Vor 50 Jahren begann am 20. August 1963 in Trient ein Prozess, der als Justizfarce  in die Geschichte eingehen sollte. Als die grausamen Folterungen Südtiroler Freiheitskämpfer durch die Carabinieri nicht mehr zu vertuschen waren und auch bedeutende Medien darüber berichteten, konnte Rom nicht umhin, zumindest einige Folterknechte vor Gericht zu bringen.

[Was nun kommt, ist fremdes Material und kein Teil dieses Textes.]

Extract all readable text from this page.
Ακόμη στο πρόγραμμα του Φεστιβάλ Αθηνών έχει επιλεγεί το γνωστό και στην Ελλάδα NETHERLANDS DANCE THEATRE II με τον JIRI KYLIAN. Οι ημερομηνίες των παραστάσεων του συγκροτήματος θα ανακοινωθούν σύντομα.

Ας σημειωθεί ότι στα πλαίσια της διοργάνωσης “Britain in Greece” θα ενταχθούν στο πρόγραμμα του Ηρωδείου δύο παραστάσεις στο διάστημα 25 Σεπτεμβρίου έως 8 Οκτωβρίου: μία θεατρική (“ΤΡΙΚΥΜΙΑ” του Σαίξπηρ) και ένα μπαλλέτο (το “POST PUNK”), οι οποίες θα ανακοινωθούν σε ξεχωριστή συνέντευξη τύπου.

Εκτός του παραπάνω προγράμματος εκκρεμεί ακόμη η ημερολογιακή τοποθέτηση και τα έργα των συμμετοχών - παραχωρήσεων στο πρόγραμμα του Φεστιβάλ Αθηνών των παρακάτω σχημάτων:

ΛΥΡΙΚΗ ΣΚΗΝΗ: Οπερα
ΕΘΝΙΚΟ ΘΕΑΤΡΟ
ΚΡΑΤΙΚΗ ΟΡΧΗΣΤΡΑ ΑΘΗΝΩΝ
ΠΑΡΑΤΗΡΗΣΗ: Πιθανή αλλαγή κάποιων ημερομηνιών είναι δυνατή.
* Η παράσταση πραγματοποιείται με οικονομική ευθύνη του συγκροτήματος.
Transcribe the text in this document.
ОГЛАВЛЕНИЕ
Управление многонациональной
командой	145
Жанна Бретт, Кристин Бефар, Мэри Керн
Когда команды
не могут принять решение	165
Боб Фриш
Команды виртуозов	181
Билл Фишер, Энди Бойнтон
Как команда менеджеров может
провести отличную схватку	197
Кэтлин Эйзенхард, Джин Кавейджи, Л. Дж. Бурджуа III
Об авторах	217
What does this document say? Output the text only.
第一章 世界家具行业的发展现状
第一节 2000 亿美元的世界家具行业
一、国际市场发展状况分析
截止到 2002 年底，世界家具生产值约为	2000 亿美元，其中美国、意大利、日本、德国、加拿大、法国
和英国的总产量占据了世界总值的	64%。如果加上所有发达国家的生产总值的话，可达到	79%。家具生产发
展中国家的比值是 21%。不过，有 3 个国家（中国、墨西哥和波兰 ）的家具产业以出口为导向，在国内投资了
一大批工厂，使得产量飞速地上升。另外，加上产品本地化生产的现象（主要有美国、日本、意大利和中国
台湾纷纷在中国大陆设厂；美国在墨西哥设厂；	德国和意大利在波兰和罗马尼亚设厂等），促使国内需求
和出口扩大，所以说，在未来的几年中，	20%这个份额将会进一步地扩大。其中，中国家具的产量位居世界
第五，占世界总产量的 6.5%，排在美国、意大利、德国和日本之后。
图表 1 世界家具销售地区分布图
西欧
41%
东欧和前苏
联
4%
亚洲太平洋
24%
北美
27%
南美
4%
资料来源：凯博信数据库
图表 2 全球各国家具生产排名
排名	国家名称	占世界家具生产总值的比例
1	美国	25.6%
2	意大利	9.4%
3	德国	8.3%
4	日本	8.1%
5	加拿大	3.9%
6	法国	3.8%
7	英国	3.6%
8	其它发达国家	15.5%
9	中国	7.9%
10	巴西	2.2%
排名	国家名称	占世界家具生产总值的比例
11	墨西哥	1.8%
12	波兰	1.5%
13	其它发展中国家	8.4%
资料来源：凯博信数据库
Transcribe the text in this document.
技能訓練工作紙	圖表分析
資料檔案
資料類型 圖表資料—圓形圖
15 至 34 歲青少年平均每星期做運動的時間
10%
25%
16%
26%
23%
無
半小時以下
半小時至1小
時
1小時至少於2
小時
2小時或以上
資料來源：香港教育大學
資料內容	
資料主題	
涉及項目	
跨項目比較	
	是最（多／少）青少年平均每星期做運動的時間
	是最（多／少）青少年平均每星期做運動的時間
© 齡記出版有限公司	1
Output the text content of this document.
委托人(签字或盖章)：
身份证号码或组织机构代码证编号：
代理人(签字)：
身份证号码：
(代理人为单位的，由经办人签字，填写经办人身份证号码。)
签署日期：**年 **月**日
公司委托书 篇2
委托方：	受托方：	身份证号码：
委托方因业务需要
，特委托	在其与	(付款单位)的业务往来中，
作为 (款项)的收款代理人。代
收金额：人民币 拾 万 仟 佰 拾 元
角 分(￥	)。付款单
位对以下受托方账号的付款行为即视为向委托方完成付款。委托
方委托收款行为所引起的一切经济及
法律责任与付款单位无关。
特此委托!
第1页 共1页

Vorher hatte man alles getan, um den Skandal nicht öffentlich werden zu lassen. Der politische Häftling Sepp Mitterhofer bezeugt dies in seinen Erinnerungen: „Der Untersuchungsrichter Dr. Martin, dem wir unsere Erlebnisse bei den Carabinieri ebenfalls vortrugen, ignorierte einfach unsere Aussagen. Dafür belastete er uns mit Strafartikeln, welche zusammengerechnet bis zu 93 Jahre ausmachten.“  (Sepp Mitterhofer)

Zu diesem Verhalten des Staatsanwaltes und des Untersuchungsrichters passte auch, das Verhalten des Bozner Gefängnisarztes Dr. Piazza, der die Häftlinge bei ihrer Einlieferung in das Gefängnis entgegen der gesetzlichen Vorschrift zumeist nicht untersuchte, und in anderen Fällen die Spuren der Misshandlungen nicht in das Untersuchungsprotokoll aufnahm.

In Trient hatte jedoch der Amtsrichter von Neumarkt, Dott. Luciano Cicciarelli, den beklagenswerten Zustand einiger Untersuchungshäftlinge medizinisch untersuchen lassen und dann Ende Juli Anzeige bei der Staatsanwaltschaft in Trient gegen unbekannte Täter erstattet. Die gefolterten Häftlinge hatten ihrerseits Anzeigen eingebracht.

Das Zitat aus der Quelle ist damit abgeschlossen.